Печаль без страдания
Возникает вопрос: какова природа «здоровой грусти», которая не поражена искажениями? Или, говоря другими словами, — неужели грусть действительно означает страдания?
Не могу утверждать, что знаю окончательный ответ на этот вопрос, но хотел бы поделиться опытом из тех времен, когда я был неуверенным студентом-медиком и делал обход в урологическом отделении больницы при медицинском центре Стэнфордского университета в Калифорнии. Мне было поручено ухаживать за пожилым человеком, которому недавно успешно удалили опухоль почки. Сотрудники ожидали, что его быстро выпишут из больницы, но вдруг состояние его печени начало ухудшаться, и доктора обнаружили, что опухоль дала метастазы в печень. С этим досадным осложнением ничего нельзя было поделать, и за несколько следующих дней здоровье пациента быстро ухудшилось. По мере того как его печень отказывала, он начал медленно слабеть, погружаясь в бессознательное состояние. Его жена, осознавая серьезность ситуации, приехала и сидела возле него ночью и днем двое суток. Когда она уставала, то склоняла голову на его кровать, но так и не покинула его. Иногда она гладила его по голове и говорила: «Ты мой муж, и я люблю тебя». Поскольку он был в критическом состоянии, члены его большой семьи, включая детей, внуков и правнуков, начали приезжать в больницу из разных уголков Калифорнии.
Вечером доктор, за которым я был закреплен, попросил меня остаться с пациентом. Когда я вошел в палату, то понял, что он погружается в кому. В палате было восемь или десять родственников, одни очень старые, а другие очень молодые. Хотя они смутно осознавали тяжесть состояния пациента, им не сообщили о том, насколько серьезной была ситуация. Один из сыновей, чувствуя, что отец близок к смерти, спросил, собираюсь ли я удалять катетер из мочевого пузыря. Я понял, что удаление катетера даст семье знак, что пациент умирает, и пошел спросить медсестер, насколько это уместно. Медсестры сказали, что имеет смысл это сделать, потому что он действительно умирает. Они показали мне, как выполнить эту процедуру, я вернулся к пациенту и сделал это, пока семья ждала. Как только я закончил, они поняли, что теперь он лишился поддержки, и сын сказал: «Спасибо, я знаю, что ему было неудобно, и он бы оценил это». Затем он повернулся ко мне и спросил: «Доктор, каково его состояние? Чего нам ожидать?»

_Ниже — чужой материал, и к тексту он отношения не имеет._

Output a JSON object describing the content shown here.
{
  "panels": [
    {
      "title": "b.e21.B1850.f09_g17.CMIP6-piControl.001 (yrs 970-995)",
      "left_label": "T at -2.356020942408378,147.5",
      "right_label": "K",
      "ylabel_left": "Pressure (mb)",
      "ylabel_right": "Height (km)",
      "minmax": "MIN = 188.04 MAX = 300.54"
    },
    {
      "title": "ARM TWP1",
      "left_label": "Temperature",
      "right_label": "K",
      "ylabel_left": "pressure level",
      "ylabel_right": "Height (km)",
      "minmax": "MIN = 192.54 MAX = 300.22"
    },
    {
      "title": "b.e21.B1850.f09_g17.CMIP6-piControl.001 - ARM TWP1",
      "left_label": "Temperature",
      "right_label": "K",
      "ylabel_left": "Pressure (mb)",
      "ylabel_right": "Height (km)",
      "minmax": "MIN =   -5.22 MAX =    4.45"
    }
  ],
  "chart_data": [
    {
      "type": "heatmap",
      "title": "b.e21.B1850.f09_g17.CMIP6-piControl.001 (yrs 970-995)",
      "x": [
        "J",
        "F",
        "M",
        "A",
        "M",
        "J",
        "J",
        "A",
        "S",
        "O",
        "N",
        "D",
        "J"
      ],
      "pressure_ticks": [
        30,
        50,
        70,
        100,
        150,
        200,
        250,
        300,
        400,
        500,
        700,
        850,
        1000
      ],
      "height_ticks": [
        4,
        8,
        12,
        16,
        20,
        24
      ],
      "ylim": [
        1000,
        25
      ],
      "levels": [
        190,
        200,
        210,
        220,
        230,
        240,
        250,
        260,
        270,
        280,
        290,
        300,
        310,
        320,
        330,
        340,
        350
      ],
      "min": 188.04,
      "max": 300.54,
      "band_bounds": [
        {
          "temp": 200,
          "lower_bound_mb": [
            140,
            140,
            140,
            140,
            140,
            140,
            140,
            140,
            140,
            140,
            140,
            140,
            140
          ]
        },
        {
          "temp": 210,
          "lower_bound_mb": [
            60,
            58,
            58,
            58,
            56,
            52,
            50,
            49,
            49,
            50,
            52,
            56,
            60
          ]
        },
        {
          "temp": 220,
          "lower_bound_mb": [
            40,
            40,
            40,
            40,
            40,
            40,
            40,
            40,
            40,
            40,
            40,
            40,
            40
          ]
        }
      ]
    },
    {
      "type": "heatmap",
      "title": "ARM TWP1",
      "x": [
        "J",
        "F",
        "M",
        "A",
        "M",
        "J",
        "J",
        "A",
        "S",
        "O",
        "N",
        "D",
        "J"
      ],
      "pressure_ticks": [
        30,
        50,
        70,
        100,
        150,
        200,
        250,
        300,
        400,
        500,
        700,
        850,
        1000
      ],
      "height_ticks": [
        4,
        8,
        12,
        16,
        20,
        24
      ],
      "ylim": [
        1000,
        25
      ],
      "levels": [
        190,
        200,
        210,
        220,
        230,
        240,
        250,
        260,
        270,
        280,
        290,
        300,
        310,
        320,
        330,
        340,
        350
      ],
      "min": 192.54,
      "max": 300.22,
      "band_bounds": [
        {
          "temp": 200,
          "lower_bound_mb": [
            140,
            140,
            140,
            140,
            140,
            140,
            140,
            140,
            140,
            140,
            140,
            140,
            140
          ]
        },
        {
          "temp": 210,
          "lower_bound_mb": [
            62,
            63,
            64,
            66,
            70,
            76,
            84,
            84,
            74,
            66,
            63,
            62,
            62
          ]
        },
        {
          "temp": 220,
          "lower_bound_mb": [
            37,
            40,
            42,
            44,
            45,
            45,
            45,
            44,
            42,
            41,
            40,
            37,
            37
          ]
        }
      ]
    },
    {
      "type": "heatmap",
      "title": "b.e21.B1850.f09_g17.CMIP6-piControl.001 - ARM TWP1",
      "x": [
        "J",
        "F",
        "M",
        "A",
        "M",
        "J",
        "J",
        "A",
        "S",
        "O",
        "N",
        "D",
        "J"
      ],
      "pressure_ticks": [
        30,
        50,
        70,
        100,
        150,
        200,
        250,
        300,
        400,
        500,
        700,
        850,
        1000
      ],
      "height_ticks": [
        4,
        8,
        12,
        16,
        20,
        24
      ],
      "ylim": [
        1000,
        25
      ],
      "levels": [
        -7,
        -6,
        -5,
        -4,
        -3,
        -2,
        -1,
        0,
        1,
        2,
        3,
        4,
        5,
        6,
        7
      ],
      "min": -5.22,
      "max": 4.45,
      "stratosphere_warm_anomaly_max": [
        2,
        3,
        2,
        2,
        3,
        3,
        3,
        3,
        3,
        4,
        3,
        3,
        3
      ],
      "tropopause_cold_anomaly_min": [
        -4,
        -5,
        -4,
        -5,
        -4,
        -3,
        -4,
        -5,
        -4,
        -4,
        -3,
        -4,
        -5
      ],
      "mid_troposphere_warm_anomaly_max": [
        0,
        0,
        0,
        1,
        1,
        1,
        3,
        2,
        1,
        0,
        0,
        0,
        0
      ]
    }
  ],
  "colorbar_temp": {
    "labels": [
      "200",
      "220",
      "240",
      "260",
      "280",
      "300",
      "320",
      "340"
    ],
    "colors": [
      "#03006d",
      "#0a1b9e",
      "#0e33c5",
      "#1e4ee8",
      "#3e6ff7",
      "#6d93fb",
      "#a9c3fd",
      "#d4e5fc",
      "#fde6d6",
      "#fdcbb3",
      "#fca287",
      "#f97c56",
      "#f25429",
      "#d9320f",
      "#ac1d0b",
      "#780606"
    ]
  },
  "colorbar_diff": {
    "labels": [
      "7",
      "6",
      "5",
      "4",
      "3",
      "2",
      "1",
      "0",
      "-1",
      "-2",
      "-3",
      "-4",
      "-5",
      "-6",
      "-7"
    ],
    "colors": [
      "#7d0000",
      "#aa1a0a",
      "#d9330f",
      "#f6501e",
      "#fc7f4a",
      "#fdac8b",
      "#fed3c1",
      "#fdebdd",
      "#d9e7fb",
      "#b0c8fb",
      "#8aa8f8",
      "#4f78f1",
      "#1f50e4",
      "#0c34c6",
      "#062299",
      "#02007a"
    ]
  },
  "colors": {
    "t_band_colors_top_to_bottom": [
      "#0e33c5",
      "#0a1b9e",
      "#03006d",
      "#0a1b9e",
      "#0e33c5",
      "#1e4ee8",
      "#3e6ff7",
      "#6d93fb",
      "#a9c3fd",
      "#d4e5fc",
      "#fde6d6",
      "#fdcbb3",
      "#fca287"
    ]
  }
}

Я почувствовал внезапный приступ горя. Я чувствовал близость с этим добрым, вежливым человеком, потому что он напоминал мне собственного деда, и понял, что у меня по щекам текли слезы. Я должен был принять решение: либо оставаться в палате и позволить семье увидеть мои слезы, когда я буду говорить с ними, либо уйти и попытаться скрыть свои чувства. Я решил остаться и с чувством сказал: «Он прекрасный человек и все еще слышит вас, хотя он почти в коме; пришло время побыть рядом и попрощаться с ним». Затем я вышел из комнаты и разрыдался. Члены семьи также плакали и сидели на его кровати, разговаривая с ним и прощаясь. В течение следующего часа его кома углубилась, а потом он потерял сознание и умер.
Хотя его смерть принесла глубокую печаль его семье, во всем этом была нежность и красота, которые я никогда не забуду. Чувство утраты и рыдания напомнили мне: «Ты можешь любить. Ты можешь волноваться за кого-то». Это превратило мое горе во вдохновляющий опыт, абсолютно лишенный боли или страданий. С тех пор у меня было множество переживаний, которые похожим образом подействовали на меня. Для меня горе — это возвышающий опыт гигантской силы.
Будучи студентом-медиком, я беспокоился, что персонал может счесть мое поведение неуместным. Но позже главный врач отделения отвел меня в сторону и сообщил, что семья пациента попросила его выразить мне признательность за то, что я общался с ними и помог сделать уход их родственника глубоко личным и красивым. Он сказал, что тоже всегда с большой симпатией относился к этому человеку, и показал мне нарисованную им картину — изображение лошади — на стене кабинета. В этом эпизоде было отпускание, чувство завершения и прощание. Все это ничуть не ужасало, а на самом деле принесло ощущение спокойствия и тепла и добавило жизни глубины и насыщенности.